Entscheidend ist Weidel
Wichtiger als Chrupalla, dessen ablehnende Haltung zur Wehrpflicht seit Langem bekannt ist, war allerdings Alice Weidel. Die AfD-Chefin hat wesentlich mehr Einfluss in Fraktion und Partei – und sich in den vergangenen Monaten für Aufrüstung und Wehrpflicht stark gemacht. Hätte Weidel durchgezogen, so heißt es von den Wehrpflichtsbefürwortern, hätte sie sich durchgesetzt.
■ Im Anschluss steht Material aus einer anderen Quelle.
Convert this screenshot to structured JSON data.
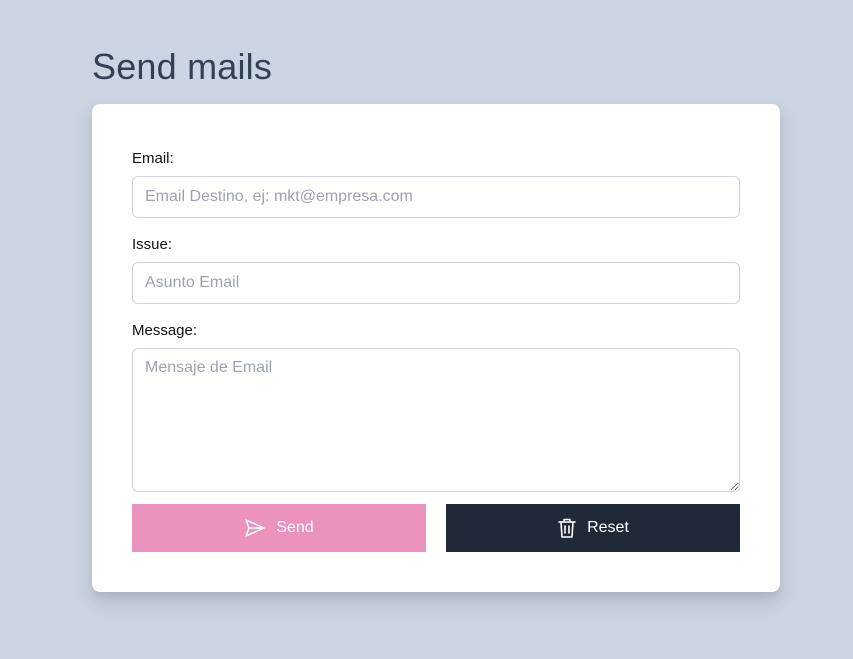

Dazu aber kam es nicht. Weidel kippte. Und sie kippte weit. Weiter als Chrupalla geht sie nun mit ihrer am Dienstag verkündeten Haltung, dass es Friedenszeiten und eine AfD-Regierung zwingend in Kombination braucht, bevor die AfD die Wehrpflicht einführen möchte.
In den Reihen der Fraktion rumort es seither gewaltig. Weidel und die Fraktionsspitzen ließen sich von Höcke reinregieren, das könne man nun nicht mehr von der Hand weisen, heißt es. "Höcke will es nicht – also passiert es nicht." Kritisch sehen viele vor allem Weidels Rolle. Die Chefin handele opportunistisch, aus Angst davor, sich mächtige Gegner zu machen. Von einem "Affront" gegen die eigene Basis, vor allem aber gegen die eigenen Fachpolitiker ist die Rede.
Der Osten spielt die erste Geige
Stefan Möller hingegen ist zufrieden. "Ich freue mich, dass das Thema abgeräumt ist", sagte er t-online am Dienstag.
Zu weiteren Diskussionen wird das ohne Frage führen. Die Wehrpflicht steht schon auf dem Plan für eine Fraktionsklausur im Februar – und für den nächsten Bundesparteitag.
Vorerst aber haben die Thüringer der AfD in einer entscheidenden Phase ihren Stempel aufgedrückt: Mehr Friedens- als Soldatenpartei ist sie nun, bedient stärker die Ost- als die Westhaltung. Mögen sich die Machtverhältnisse in der Fraktion in dieser Legislatur auch zugunsten des Westens gebessert haben – der Osten spielt die erste Geige. Und mit ihm Höckes Lager.